Once you have done that, created outlets for the two UIImageView’s and the two UIButton’s. My outlets look like this:

@IBOutlet weak var imageToSaveImageView: UIImageView! {
    didSet {
        imageToSaveImageView.image = UIImage(named: "building")
    }
}
@IBOutlet weak var saveImageButton: UIButton! {
    didSet {
        saveImageButton.addTarget(self,
                                    action: #selector(ViewController.save),
                                    for: .touchUpInside)
    }
}
@IBOutlet weak var savedImageDisplayImageView: UIImageView!
@IBOutlet weak var displaySaveImageButton: UIButton! {
    didSet {
        displaySaveImageButton.addTarget(self,
                                            action: #selector(ViewController.display),
                                            for: .touchUpInside)
    }
}

If you add this code you will not be able to build your project. So to fix that problem we need to implement those two functions, save and display.

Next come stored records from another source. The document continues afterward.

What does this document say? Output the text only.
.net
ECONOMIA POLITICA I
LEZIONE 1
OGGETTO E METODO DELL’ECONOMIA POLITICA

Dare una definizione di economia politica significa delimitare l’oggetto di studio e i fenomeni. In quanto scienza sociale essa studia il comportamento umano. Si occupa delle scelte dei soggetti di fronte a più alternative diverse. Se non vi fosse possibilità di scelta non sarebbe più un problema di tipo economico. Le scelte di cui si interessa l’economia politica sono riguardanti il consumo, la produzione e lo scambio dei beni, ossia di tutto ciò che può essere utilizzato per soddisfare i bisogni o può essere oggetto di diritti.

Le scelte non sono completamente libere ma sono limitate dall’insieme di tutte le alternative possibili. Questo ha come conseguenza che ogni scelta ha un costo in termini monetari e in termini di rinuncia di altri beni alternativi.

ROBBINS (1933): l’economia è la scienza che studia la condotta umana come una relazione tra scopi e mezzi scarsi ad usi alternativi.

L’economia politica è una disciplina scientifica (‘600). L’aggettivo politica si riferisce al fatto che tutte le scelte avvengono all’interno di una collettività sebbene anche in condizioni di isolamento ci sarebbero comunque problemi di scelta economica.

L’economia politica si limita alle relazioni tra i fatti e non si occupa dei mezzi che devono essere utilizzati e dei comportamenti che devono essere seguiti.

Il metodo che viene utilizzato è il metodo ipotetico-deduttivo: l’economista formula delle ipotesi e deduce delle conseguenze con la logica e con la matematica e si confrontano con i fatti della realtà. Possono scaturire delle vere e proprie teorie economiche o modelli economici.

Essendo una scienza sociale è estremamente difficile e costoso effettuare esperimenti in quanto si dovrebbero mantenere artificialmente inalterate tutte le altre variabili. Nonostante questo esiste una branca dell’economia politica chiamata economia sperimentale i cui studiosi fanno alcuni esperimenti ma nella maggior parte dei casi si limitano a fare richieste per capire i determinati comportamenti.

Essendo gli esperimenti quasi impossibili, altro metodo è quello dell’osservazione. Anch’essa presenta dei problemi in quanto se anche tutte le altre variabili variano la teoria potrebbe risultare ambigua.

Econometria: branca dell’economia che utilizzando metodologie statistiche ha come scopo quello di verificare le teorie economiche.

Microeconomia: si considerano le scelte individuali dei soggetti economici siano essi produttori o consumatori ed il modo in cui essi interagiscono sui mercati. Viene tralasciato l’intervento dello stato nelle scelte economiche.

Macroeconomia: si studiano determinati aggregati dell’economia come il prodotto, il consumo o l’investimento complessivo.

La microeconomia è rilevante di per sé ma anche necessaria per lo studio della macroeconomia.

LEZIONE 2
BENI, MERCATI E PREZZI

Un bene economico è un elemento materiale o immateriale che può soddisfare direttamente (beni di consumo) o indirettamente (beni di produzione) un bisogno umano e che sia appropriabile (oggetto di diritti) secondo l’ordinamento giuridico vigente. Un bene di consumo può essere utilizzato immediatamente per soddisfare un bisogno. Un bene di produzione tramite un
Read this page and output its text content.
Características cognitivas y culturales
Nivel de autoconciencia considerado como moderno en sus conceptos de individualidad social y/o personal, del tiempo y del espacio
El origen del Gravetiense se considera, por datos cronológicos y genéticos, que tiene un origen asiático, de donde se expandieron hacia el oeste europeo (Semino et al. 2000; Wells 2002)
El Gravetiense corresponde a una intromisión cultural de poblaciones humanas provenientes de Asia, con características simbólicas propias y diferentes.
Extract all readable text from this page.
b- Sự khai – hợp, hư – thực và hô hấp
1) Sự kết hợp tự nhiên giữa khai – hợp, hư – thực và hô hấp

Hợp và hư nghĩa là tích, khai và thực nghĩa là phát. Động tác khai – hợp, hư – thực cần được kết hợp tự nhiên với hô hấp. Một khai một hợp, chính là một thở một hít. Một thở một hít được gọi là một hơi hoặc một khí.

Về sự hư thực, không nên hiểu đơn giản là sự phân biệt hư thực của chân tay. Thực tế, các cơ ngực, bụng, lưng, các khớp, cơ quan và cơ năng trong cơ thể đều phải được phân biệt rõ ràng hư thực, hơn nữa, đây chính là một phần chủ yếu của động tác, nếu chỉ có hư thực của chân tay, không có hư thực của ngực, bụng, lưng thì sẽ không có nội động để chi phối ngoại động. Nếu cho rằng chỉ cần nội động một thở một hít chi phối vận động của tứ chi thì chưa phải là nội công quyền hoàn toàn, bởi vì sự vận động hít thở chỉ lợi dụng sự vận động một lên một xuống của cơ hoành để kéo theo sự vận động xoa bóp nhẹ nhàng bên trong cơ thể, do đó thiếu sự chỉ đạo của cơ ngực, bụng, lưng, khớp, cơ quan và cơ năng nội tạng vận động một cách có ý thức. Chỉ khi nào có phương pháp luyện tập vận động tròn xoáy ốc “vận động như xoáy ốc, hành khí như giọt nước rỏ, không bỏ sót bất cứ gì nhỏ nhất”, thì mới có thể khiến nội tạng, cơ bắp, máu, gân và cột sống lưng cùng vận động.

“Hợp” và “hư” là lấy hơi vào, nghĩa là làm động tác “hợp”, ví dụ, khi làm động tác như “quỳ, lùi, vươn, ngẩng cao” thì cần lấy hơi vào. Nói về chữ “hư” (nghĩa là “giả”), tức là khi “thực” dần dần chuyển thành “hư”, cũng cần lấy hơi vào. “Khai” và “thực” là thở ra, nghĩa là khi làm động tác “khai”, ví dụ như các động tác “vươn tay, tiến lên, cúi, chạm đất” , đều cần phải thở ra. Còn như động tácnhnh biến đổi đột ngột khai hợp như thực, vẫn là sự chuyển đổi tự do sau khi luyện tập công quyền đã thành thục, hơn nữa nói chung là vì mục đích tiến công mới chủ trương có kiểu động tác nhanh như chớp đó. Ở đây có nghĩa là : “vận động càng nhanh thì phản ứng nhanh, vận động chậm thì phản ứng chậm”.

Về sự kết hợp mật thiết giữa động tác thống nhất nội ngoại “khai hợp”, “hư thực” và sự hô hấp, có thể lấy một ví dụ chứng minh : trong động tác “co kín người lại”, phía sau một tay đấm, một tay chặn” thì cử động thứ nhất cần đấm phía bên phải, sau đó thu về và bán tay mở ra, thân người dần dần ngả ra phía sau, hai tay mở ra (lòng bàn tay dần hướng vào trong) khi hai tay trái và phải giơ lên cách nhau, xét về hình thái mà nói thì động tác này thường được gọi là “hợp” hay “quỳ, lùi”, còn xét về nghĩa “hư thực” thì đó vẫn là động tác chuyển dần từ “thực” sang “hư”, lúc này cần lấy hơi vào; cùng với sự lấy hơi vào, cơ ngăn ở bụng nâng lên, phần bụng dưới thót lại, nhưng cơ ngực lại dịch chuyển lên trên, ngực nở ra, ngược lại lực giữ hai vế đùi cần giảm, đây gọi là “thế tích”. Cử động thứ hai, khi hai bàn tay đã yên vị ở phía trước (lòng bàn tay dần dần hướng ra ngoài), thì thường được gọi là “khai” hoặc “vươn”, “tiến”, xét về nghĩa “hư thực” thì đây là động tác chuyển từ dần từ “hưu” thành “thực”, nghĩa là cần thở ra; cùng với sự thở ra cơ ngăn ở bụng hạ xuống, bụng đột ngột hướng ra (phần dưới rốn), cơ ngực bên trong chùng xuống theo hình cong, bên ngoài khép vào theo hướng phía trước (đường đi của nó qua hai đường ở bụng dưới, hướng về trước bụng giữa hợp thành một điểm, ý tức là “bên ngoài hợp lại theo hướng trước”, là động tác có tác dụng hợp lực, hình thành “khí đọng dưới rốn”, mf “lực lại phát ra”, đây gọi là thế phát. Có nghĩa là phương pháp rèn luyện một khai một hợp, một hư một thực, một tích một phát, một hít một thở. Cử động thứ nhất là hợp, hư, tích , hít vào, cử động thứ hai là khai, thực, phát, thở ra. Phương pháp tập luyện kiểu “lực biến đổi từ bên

The save function will call the store function that we created earlier and the display function will call the retrieveImage function and then display the image that was returned, either from the fileSystem or from UserDefaults. These two functions look like this:

@objc
func save() {
    if let buildingImage = UIImage(named: "building") {
        DispatchQueue.global(qos: .background).async {
            self.store(image: buildingImage,
                        forKey: "buildingImage",
                        withStorageType: .fileSystem)
        }
    }
}

@objc
func display() {
    DispatchQueue.global(qos: .background).async {
        if let savedImage = self.retrieveImage(forKey: "buildingImage",
                                                inStorageType: .fileSystem) {
            DispatchQueue.main.async {
                self.savedImageDisplayImageView.image = savedImage
            }
        }
    }
}

I have wrapped calling the store and the retrieveImages in DispatchQueue’s because if you don’t then it will block the main thread.

Awesome, now that everything is hooked up you should be able to build and run the app. You will need to update the save and display method depending on where you want to save an image. Oh, you will also need to change the image name. I used an image called buildingImage, but this will not work for you. To get an image into your project you can drag any image into your Assets.xcassets and then you will need to replace buildingImage with whatever the name of your image is.